The core for us to have a rational drug pricing policy in this country is to stop treating medicine as a source of margin and instead treat medicine through a biotech social contract where we want people inventing new medicines, we want them earning a return on their investment, and then we want those medicines to go generic without undue delay and be dirt cheap.
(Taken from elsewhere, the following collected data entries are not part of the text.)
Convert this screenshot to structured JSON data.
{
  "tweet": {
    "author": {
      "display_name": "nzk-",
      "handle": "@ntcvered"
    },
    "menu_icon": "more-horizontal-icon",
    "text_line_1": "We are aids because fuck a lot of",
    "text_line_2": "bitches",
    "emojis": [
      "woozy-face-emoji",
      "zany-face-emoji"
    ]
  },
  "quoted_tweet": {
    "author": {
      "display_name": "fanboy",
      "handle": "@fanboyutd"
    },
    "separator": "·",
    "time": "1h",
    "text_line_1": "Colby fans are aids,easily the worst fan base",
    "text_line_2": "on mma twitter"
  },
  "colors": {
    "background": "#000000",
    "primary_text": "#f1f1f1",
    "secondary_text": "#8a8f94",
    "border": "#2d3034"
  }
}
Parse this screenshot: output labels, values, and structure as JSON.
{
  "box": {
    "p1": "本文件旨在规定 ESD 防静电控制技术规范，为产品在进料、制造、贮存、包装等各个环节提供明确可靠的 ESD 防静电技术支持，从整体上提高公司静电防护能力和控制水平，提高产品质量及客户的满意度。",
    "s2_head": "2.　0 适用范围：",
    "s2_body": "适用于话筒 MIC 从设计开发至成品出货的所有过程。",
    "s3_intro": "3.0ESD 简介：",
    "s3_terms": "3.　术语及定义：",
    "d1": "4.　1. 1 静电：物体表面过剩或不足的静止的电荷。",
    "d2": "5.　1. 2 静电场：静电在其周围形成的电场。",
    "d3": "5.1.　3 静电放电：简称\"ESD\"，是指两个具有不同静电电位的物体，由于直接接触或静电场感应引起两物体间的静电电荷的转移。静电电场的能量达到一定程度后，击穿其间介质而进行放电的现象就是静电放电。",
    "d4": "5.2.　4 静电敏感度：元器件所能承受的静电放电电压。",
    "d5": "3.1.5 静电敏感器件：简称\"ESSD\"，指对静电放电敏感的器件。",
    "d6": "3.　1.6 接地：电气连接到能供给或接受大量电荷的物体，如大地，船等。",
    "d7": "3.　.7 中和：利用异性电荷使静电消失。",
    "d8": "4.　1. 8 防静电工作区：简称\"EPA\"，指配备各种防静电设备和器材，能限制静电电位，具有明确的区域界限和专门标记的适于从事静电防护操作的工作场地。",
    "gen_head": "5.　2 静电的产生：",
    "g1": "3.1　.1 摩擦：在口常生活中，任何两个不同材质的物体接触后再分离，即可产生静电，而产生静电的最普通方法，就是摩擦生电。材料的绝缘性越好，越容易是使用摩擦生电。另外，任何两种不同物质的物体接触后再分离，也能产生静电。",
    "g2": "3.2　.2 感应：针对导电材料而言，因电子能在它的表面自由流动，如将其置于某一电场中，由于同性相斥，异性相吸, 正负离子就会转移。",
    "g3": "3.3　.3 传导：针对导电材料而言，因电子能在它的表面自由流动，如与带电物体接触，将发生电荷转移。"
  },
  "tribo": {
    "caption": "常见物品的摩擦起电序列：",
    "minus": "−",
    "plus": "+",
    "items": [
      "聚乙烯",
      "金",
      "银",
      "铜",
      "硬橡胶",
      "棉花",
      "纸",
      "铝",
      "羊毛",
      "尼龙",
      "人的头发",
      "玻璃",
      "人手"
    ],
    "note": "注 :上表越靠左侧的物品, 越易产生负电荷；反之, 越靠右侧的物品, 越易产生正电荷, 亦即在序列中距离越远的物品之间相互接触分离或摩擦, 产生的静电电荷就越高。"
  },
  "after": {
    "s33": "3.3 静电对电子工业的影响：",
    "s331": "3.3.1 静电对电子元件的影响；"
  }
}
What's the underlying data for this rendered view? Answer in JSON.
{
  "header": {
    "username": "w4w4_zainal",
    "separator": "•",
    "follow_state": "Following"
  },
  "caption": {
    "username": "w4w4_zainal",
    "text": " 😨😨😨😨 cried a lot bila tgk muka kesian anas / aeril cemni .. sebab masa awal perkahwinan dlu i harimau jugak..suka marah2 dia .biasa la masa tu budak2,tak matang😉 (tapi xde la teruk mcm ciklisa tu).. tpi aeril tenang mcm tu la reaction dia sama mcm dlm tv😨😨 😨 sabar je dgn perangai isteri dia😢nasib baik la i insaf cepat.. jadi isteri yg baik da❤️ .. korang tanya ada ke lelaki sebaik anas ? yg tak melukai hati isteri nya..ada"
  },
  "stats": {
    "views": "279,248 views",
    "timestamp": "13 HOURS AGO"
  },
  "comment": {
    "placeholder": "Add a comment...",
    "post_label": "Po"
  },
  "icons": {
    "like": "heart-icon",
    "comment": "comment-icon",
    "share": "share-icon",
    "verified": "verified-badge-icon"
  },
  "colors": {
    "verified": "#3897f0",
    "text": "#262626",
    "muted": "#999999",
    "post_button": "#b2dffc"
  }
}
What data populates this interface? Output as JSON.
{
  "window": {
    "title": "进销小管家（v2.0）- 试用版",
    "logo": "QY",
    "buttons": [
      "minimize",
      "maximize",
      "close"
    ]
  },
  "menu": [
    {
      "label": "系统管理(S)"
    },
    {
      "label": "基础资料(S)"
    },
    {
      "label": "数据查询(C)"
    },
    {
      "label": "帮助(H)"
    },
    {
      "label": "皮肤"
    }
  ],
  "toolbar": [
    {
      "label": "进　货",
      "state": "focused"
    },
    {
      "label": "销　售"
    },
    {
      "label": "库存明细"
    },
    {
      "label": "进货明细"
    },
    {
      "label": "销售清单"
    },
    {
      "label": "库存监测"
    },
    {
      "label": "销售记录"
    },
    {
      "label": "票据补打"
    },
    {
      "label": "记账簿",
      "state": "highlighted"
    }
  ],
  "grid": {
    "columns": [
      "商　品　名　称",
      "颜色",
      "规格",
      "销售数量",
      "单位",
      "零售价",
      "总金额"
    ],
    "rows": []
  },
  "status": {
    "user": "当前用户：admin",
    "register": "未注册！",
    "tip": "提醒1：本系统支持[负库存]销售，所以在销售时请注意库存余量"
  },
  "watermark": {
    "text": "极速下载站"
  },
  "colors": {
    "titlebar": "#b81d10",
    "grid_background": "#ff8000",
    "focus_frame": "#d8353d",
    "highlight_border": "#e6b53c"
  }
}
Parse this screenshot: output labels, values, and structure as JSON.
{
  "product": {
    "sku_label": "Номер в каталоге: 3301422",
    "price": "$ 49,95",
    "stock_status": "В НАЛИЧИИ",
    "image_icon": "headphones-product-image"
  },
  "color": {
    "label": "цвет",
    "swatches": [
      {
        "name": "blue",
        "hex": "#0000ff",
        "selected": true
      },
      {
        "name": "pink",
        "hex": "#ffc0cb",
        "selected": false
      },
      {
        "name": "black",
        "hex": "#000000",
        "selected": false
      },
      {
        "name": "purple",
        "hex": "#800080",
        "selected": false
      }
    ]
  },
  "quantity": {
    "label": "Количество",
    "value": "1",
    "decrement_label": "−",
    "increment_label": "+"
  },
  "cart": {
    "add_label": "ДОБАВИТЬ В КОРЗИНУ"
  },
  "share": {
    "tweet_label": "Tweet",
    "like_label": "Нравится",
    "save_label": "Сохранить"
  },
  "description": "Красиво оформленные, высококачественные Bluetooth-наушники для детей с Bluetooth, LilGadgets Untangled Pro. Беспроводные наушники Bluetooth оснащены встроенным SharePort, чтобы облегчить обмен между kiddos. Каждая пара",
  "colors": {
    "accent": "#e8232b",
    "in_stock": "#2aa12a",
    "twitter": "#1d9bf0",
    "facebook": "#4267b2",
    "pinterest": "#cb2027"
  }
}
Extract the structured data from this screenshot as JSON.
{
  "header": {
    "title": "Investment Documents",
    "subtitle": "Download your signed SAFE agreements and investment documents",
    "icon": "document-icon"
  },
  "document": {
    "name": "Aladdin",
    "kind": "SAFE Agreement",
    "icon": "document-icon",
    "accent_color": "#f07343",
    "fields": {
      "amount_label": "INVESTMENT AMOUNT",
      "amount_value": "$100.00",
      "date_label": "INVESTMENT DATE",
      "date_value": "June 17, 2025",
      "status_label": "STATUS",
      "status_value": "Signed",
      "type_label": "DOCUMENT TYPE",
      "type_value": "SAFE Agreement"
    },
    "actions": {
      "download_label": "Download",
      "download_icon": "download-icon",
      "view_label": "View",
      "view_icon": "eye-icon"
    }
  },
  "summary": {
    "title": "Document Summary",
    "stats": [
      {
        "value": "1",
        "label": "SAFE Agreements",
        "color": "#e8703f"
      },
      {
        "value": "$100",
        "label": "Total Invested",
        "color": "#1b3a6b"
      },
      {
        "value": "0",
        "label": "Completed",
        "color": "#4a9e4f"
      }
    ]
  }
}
[24:40] Justin Venneri: I completely agree. It is a wild thing to see that gross-to-net bubble and how big it's gotten over the years. And I think the latest IQVIA report has us pegged at over $1 trillion in gross spending on drugs this year, which is AJ always says - our CEO - back when he started, it was a little over a $100 billion. So like we're sitting here with a 10x and the US population certainly isn't up 10x. There's definitely something going on there that can be deflated.
Jake, thank you so much for taking the time today. Really appreciate you sharing your thoughts and insights with us and hope everything goes well for you when you go back into session and look forward to staying in touch.
[25:12] Rep. Jake Auchincloss: Justin, thanks for having me on. Be well.